When it comes to proper dieting food labels are extremely important. The pretty much tell you everything you need to know and give you a perfect overview of the nutritional value of the food at hand.
Unfortunately, many people don’t know how to read a nutritional label, which is something we will change now. This post is intended to make it easier for you to use nutrition labels to make quick, informed food choices that help you set up a healthy diet.
The first thing you always want to check is actually not on the nutrition label itself but somewhere else on the packaging: the ingredients.
Ideally here you want to have a little as possible. You buy a head of lettuce…guess what the only ingredient is lettuce. The same goes for most other fruits and vegetables.
Being realistic though most people purchase packaged or frozen foods that have more than one ingredient. But then the rule applies the shorter the ingredient list the better.
Also, understand that Ingredients are ordered by volume. The higher up on the list an ingredient is, the more of it is in the product. If sugar, corn syrup or any other sweetener is the first thing on that ingredient list you want to avoid this product or at least limit your intake.
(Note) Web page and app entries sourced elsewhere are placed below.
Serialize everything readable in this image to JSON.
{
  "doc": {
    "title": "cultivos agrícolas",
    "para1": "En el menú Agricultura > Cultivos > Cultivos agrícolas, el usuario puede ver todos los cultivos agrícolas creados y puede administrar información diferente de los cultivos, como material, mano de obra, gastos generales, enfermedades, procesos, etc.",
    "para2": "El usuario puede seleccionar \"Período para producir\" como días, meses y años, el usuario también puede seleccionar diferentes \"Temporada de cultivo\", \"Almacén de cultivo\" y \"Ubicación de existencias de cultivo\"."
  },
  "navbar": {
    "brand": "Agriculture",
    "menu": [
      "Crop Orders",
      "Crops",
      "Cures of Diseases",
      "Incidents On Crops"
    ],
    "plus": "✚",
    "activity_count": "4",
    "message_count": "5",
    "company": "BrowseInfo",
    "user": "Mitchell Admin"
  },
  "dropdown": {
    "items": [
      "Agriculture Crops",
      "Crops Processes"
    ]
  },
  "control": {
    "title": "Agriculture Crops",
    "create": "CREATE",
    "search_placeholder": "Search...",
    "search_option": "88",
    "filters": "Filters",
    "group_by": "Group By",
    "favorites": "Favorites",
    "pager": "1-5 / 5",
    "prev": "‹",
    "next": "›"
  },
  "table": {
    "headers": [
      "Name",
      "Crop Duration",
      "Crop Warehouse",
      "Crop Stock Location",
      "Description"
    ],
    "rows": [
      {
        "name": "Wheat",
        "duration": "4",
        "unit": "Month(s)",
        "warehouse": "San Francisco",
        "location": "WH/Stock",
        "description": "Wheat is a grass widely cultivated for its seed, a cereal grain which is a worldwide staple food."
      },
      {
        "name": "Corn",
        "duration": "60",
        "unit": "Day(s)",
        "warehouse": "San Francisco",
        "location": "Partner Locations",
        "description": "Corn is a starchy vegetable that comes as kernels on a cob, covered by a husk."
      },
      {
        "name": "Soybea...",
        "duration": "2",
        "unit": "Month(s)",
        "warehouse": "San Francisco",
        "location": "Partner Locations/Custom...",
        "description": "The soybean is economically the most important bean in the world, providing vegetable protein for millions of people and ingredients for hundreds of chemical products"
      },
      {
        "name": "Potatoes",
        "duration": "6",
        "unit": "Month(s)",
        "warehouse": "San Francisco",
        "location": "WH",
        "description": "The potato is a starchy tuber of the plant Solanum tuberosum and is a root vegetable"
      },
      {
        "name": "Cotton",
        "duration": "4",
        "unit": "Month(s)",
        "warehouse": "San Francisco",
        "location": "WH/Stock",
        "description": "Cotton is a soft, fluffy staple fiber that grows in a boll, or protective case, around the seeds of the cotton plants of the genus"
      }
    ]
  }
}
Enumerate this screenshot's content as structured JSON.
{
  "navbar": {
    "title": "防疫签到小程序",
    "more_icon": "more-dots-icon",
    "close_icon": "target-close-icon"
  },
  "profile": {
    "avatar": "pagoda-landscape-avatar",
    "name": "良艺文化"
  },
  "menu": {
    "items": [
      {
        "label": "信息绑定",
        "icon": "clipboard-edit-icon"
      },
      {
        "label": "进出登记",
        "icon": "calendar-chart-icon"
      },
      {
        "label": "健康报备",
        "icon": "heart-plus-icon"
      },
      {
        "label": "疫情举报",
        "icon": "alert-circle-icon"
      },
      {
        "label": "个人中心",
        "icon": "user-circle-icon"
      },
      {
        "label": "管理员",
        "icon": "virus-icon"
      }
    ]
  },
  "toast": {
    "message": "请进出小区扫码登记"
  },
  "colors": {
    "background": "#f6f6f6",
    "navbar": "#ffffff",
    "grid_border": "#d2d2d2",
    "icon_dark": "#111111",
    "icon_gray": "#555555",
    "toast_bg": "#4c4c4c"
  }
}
Ok now to the actual label.
Here is a sample label from the FDA.
Always start at the top and check the serving size. I always like to compare foods on a 100g basis so if 1 serving is more or less than 100grams you will have to do some calculating.
Next, you want to check the total calories.
While this tells us how much energy the food a contains, it doesn’t say where this energy comes from. So then we go further down the label and check the three main macronutrients fat, carbohydrates and protein. First fat.
As you know fat per se isn’t bad but it should come mostly from unsaturated fat, maybe some saturated fat and little to no trans fat. A high transfat value is an indication to avoid this product.
The values for cholesterol and sodium should also be low in quality foods. You can check this by looking at the daily values percentage on the right side of the label.
Here anything below 5% is low and anything over 20% is regarded as high.
On to carbs. Like fats, carbs aren’t bad but you have to make sure that the carbs in your food don’t come solely from sugar.
So for example, a food has 30 grams of carbs and of those 30 grams, 20 grams are from sugars that’s not a good sign. The lower the sugar value the better. The opposite holds true for dietary fiber which you want to get quite a bit of.
The last macronutrient Protein is pretty easy to get right. The higher the better, at least when it comes to a diet focused on building muscle and losing weight.
The very bottom of the label will tell you the micronutrient value of the food. In general the more vitamins and minerals the better. One exception is sodium of course but its usually not found down below but higher up the label.
And that’s about it.
Reading a food label is actually pretty simple and there isn’t much you can do wrong.